Childlike fascination: The Perseid meteor shower and why I’m still amazed by space.

I must apologize for a lack of book review or other updates this week. I’ve been pretty busy plugging away on my sci-fi project and re-reading Stephen King’s On Writing. Which… if you haven’t read… Is wonderful. Definitely at the top of my list of books all fiction writers should read. His no-nonsense approach to the craft is probably unmatched. I would hazard to say the only other work that comes close is Brenda Euland’s If You Want to Write. But as I intend to do full reviews of both those works at a later date, I won’t talk about that now. Instead, I’m here to talk briefly about space. Cause it’s awesome. And it’s one of those things that doesn’t seem to get any less mystifying or incredible no matter how much I “grow up.”
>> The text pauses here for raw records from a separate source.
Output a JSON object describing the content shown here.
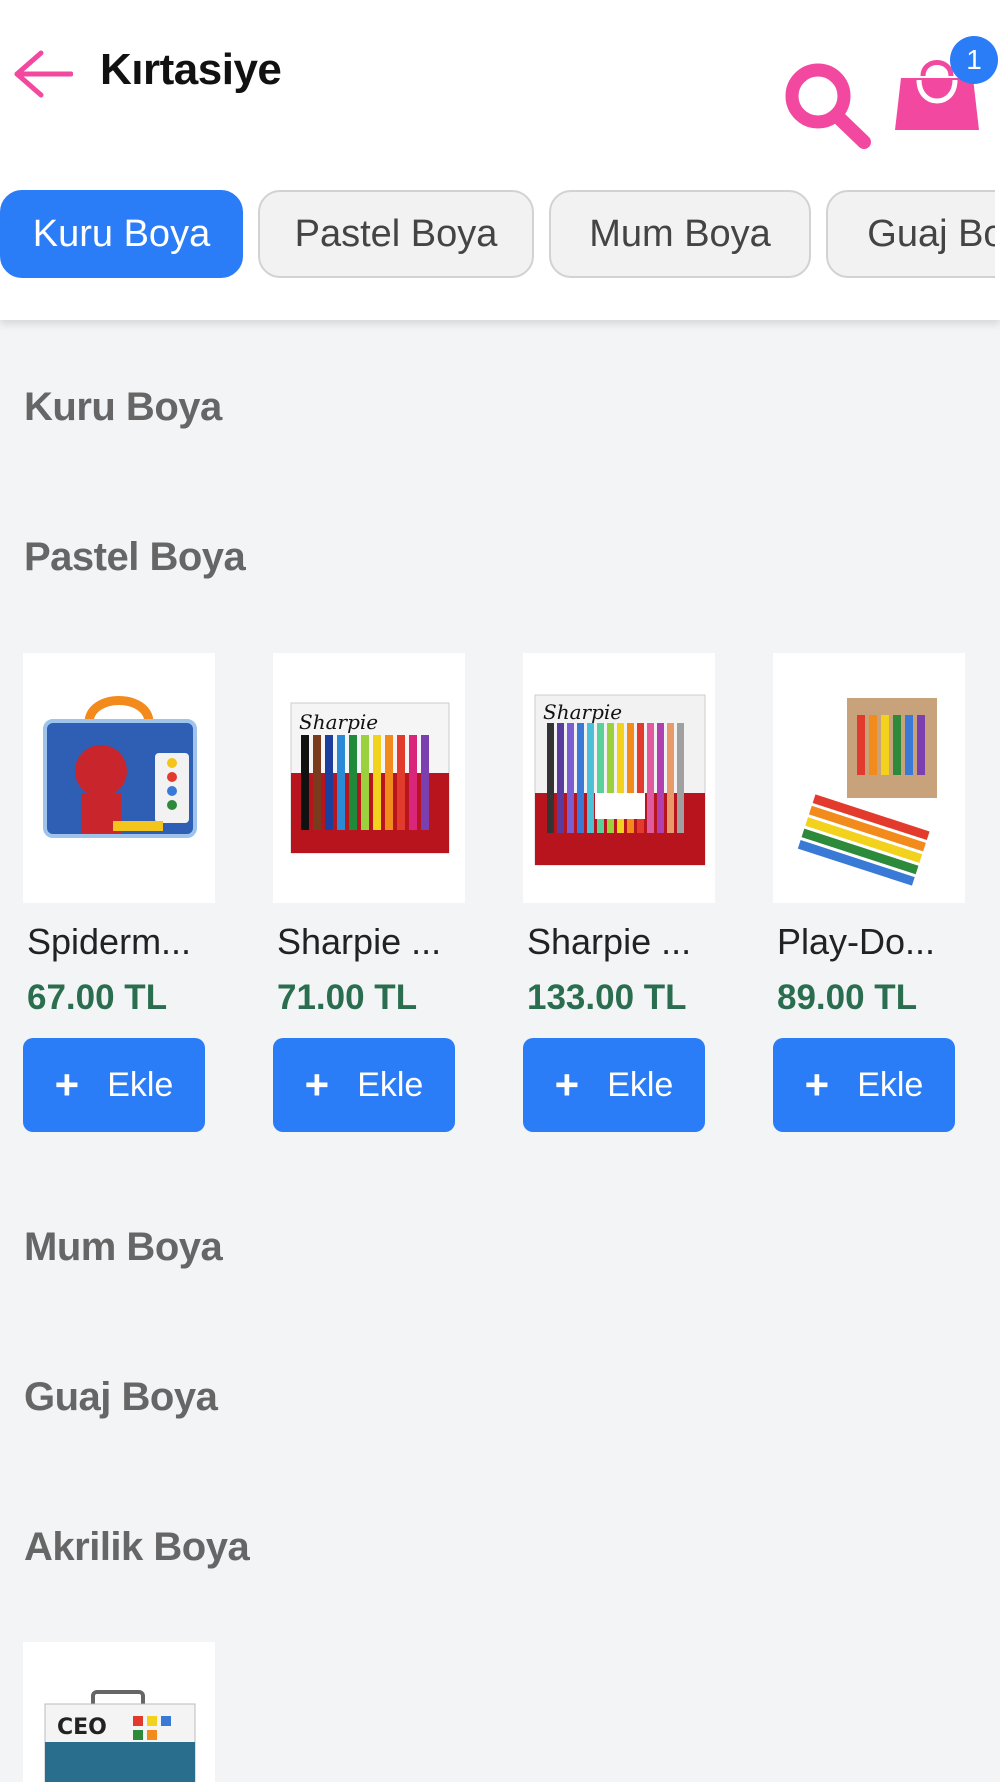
{
  "header": {
    "title": "Kırtasiye",
    "cart_count": "1"
  },
  "tabs": [
    {
      "label": "Kuru Boya",
      "active": true
    },
    {
      "label": "Pastel Boya",
      "active": false
    },
    {
      "label": "Mum Boya",
      "active": false
    },
    {
      "label": "Guaj Boya",
      "active": false
    }
  ],
  "sections": [
    {
      "title": "Kuru Boya"
    },
    {
      "title": "Pastel Boya"
    },
    {
      "title": "Mum Boya"
    },
    {
      "title": "Guaj Boya"
    },
    {
      "title": "Akrilik Boya"
    }
  ],
  "pastel_products": [
    {
      "name": "Spiderm...",
      "price": "67.00 TL",
      "add_label": "Ekle"
    },
    {
      "name": "Sharpie ...",
      "price": "71.00 TL",
      "add_label": "Ekle"
    },
    {
      "name": "Sharpie ...",
      "price": "133.00 TL",
      "add_label": "Ekle"
    },
    {
      "name": "Play-Do...",
      "price": "89.00 TL",
      "add_label": "Ekle"
    }
  ],
  "colors": {
    "accent_pink": "#f2489f",
    "primary_blue": "#2a7cf7",
    "price_green": "#2a6e4f"
  }
}
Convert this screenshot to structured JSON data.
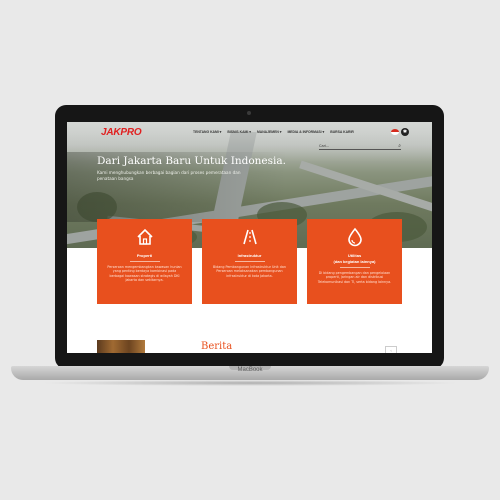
{
  "device": {
    "base_label": "MacBook"
  },
  "site": {
    "logo": "JAKPRO",
    "nav": [
      "TENTANG KAMI ▾",
      "BISNIS KAMI ▾",
      "MANAJEMEN ▾",
      "MEDIA & INFORMASI ▾",
      "BURSA KARIR"
    ],
    "search_placeholder": "Cari...",
    "hero_title": "Dari Jakarta Baru Untuk Indonesia.",
    "hero_subtitle": "Kami menghubungkan berbagai bagian dari proses pemerataan dan penataan bangsa",
    "cards": [
      {
        "title": "Properti",
        "subtitle": "",
        "icon": "house-icon",
        "desc": "Perseroan mengembangkan kawasan hunian yang penting berdaya kombinasi pada berbagai kawasan strategis di wilayah DKI Jakarta dan sekitarnya."
      },
      {
        "title": "Infrastruktur",
        "subtitle": "",
        "icon": "road-icon",
        "desc": "Bidang Pembangunan Infrastruktur Unit dan Perseroan melaksanakan pembangunan infrastruktur di kota Jakarta."
      },
      {
        "title": "Utilitas",
        "subtitle": "(dan kegiatan lainnya)",
        "icon": "water-drop-icon",
        "desc": "Di bidang pengembangan dan pengelolaan properti, jaringan air dan distribusi Telekomunikasi dan TI, serta bidang lainnya."
      }
    ],
    "section_title": "Berita",
    "pager_label": "‹"
  },
  "colors": {
    "accent": "#e8501e",
    "logo_red": "#e02020"
  }
}
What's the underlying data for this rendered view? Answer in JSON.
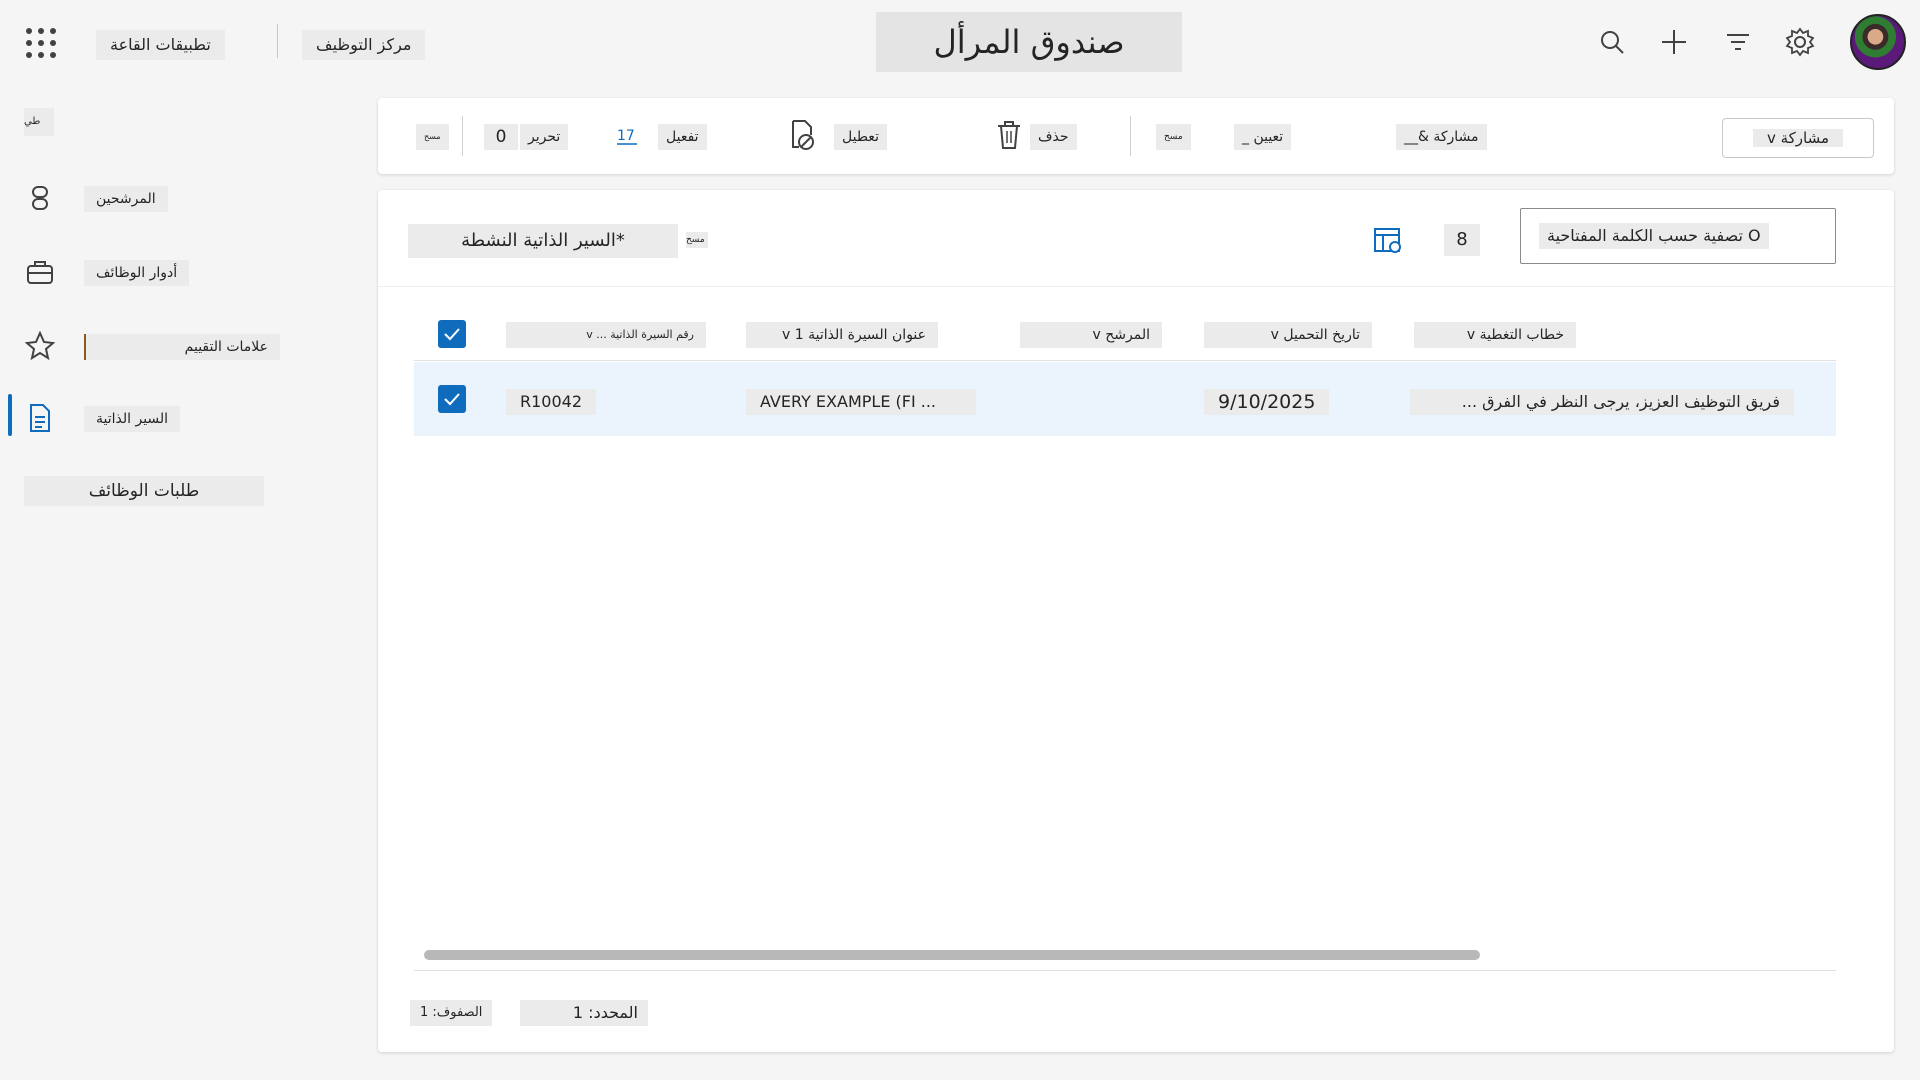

Last week I stayed up entirely too late two nights in a row to observe one of my favorite celestial events, the Perseid meteor shower. Saturday night was extremely cloudy in my, as Al Roker would say, neck of the woods… so when Sunday night showed us a clear sky, I excitedly called up a friend and invited her over to enjoy the show with me. As we lay on a pile of blankets in my front yard – she curled into a borrowed pillow, I bundled up in my Snuggie, I was struck by my own unwavering enchantment with the night sky. In many ways, I have changed and grown drastically beyond the child who first looked up and stood entranced by the stars some 20 years ago. But that fascination is just as great today, if not more so,
than it is in my earliest memory. I find that extremely compelling, especially considering the number of things that have changed in my life since then. When I first looked up into the night, I was a small girl who did not yet know what she wanted to be when she grew up. She didn’t know where she was going to live, or who with. She didn’t know what she believed, or why. There were many things she didn’t yet know about herself, or about the world at large. And looking outside of my own self, there was a time in the very near past that we as a species did not know the Earth revolved around the Sun. We didn’t know how to fly, we didn’t know if water might exist on another planet; that other planets existed! We didn’t know the age of the universe, or if it was expanding or contracting or static, or where it ended… IF it ended… We still can’t be 100% certain about some of these things… But one thing seems constant, at least for me… and that is the pure fascination that comes with looking up into it.

The more I learn, and the more I think I know… the more I realize… I don’t know shit. And anyone who claims to have all the answers is either stupid or selling something.

This awareness of an intrinsic inability to know is the cornerstone of a great number of my own personal beliefs. It is why I continue to be entranced. It is why I never stop being amazed by the beauty of the stars, or of the world in general. I’m grown up now, but in many ways I am still that little child looking up in awe at that which she cannot comprehend. I hope that never changes.